Draußen vor dem Grab

GEDENKSTÄTTEN Die Nutzungsrechte für das Grab des Dichters Wolfgang Borchert auf dem Ohlsdorfer Friedhof in Hamburg laufen aus. Alle wollen die Ruhestätte des berühmten Nachkriegsliteraten behalten, aber noch hat sich niemand gefunden, der dafür zahlen will

In Hamburg tobt nicht das erste Mal ein Streit um den Fortbestand einer Promigrabstätte

Von wegen ewige Ruhe. Die Zukunft der Ohlsdorfer Grabstätte des berühmten Dichters Wolfgang Borchert (1921-1947), dessen Heimkehrerdrama „Draußen vor der Tür“ zu den wichtigsten Zeugnissen der deutschen Nachkriegsliteratur gehört, ist offen – seine Nutzungsrechte laufen Ende des Jahres aus. Während überall große Einigkeit besteht, dass das Grab auch in Zukunft erhalten bleiben soll, ist unklar, wer dafür finanziell aufzukommen hat.

Borcherts letzte Verwandte sind kürzlich verstorben und der Friedhof sieht keine Möglichkeit, das Grab aus eigener Tasche zu erhalten. „Wir haben für so etwas keinen Titel“, sagt Friedhofssprecher Lutz Rehkopf. Für die Bepflanzung von Gräbern oder das Reinigen der Grabplatten komme die Friedhofsverwaltung auch bei prominenten Toten „grundsätzlich nicht auf“. Das „verbiete auch die Gebührenordnung“ und zudem entständen sonst schnell Begehrlichkeiten von Angehörigen verstorbener B- und C-Promis, die gerne eine kostenfreie Grabpflege hätten.

Guter Rat ist da teuer – und für Wolfgang Borchert könnte auf dem größten Parkfriedhof der Welt, auf dem 1,4 Millionen Verstorbene ruhen, bald kein Platz mehr sein.
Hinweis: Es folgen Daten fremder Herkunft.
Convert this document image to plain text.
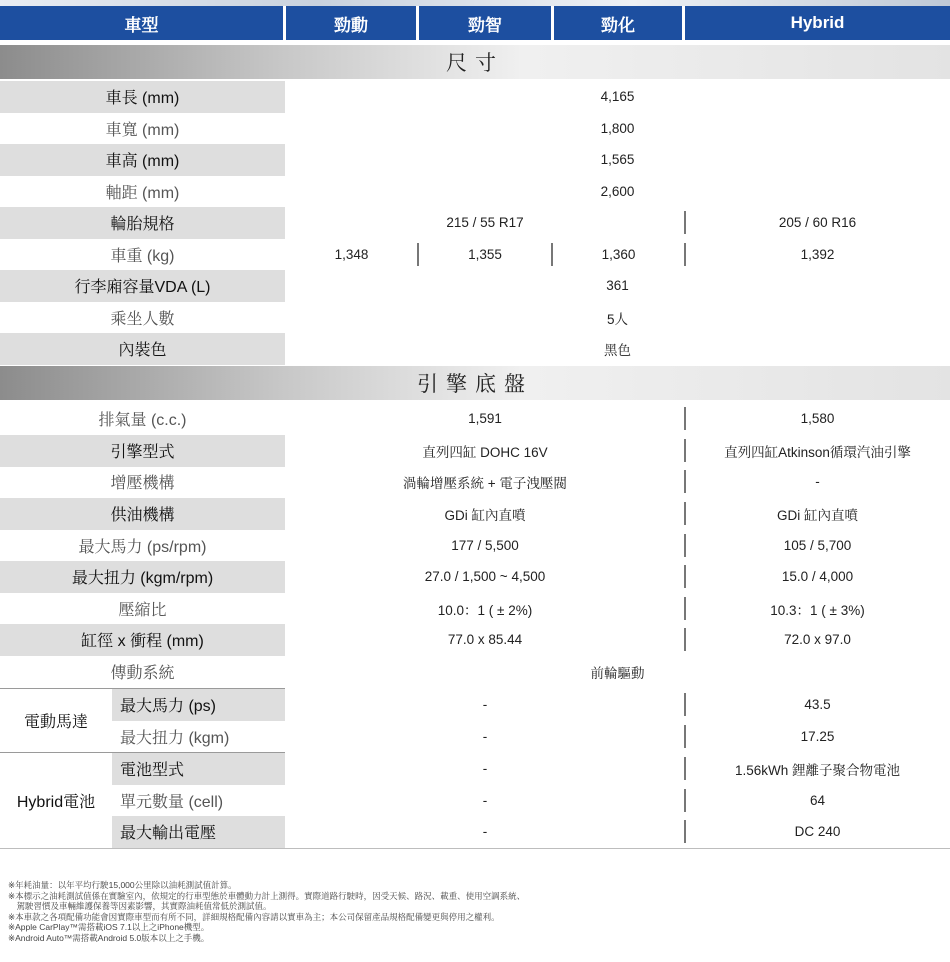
車型	勁動	勁智	勁化	Hybrid
尺寸
車長 (mm)	4,165
車寬 (mm)	1,800
車高 (mm)	1,565
軸距 (mm)	2,600
輪胎規格	215 / 55 R17	205 / 60 R16
車重 (kg)	1,348	1,355	1,360	1,392
行李廂容量VDA (L)	361
乘坐人數	5人
內裝色	黑色
引擎底盤
排氣量 (c.c.)	1,591	1,580
引擎型式	直列四缸 DOHC 16V	直列四缸Atkinson循環汽油引擎
增壓機構	渦輪增壓系統 + 電子洩壓閥	-
供油機構	GDi 缸內直噴	GDi 缸內直噴
最大馬力 (ps/rpm)	177 / 5,500	105 / 5,700
最大扭力 (kgm/rpm)	27.0 / 1,500 ~ 4,500	15.0 / 4,000
壓縮比	10.0：1 ( ± 2%)	10.3：1 ( ± 3%)
缸徑 x 衝程 (mm)	77.0 x 85.44	72.0 x 97.0
傳動系統	前輪驅動
電動馬達
最大馬力 (ps)	-	43.5
最大扭力 (kgm)	-	17.25
Hybrid電池
電池型式	-	1.56kWh 鋰離子聚合物電池
單元數量 (cell)	-	64
最大輸出電壓	-	DC 240
※年耗油量：以年平均行駛15,000公里除以油耗測試值計算。
※本標示之油耗測試值係在實驗室內，依規定的行車型態於車體動力計上測得。實際道路行駛時，因受天候、路況、載重、使用空調系統、
　駕駛習慣及車輛維護保養等因素影響，其實際油耗值常低於測試值。
※本車款之各項配備功能會因實際車型而有所不同，詳細規格配備內容請以實車為主；本公司保留產品規格配備變更與停用之權利。
※Apple CarPlay™需搭載iOS 7.1以上之iPhone機型。
※Android Auto™需搭載Android 5.0版本以上之手機。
Dabei gehört Borchert neben Gustaf Gründgens, Heinz Ehrhardt und Ida Ehre zu den bekanntesten „Bewohnern“ der 391 Hektar großen Parkanlage. Keine offizielle Friedhofsführung, die seine Ruhestätte nicht ansteuerte.

Deshalb kommt für Rehkopf „eine Einebnung“ des Grabs „auch überhaupt nicht in Frage“. Nur zahlen für seinen weiteren Fortbestand, das kann oder will der Friedhof nicht. Um die Grabstelle noch zu retten, wandte sich die „Internationale Wolfgang-Borchert Gesellschaft“ unlängst an Hamburgs Altbürgermeister Henning Voscherau, der wiederum die Senatskanzlei informierte. Dort liegt nun ein Antrag vor, die Ruhestätte in ein so genanntes Senatsgrab umzuwandeln, für dass dann Hamburgs in Zukunft alle anfallenden Unterhaltskosten trägt. 506 solcher Gräber gibt es schon, auch Gründgens, Hebbel und Lessing ruhen bereits auf Staatskosten.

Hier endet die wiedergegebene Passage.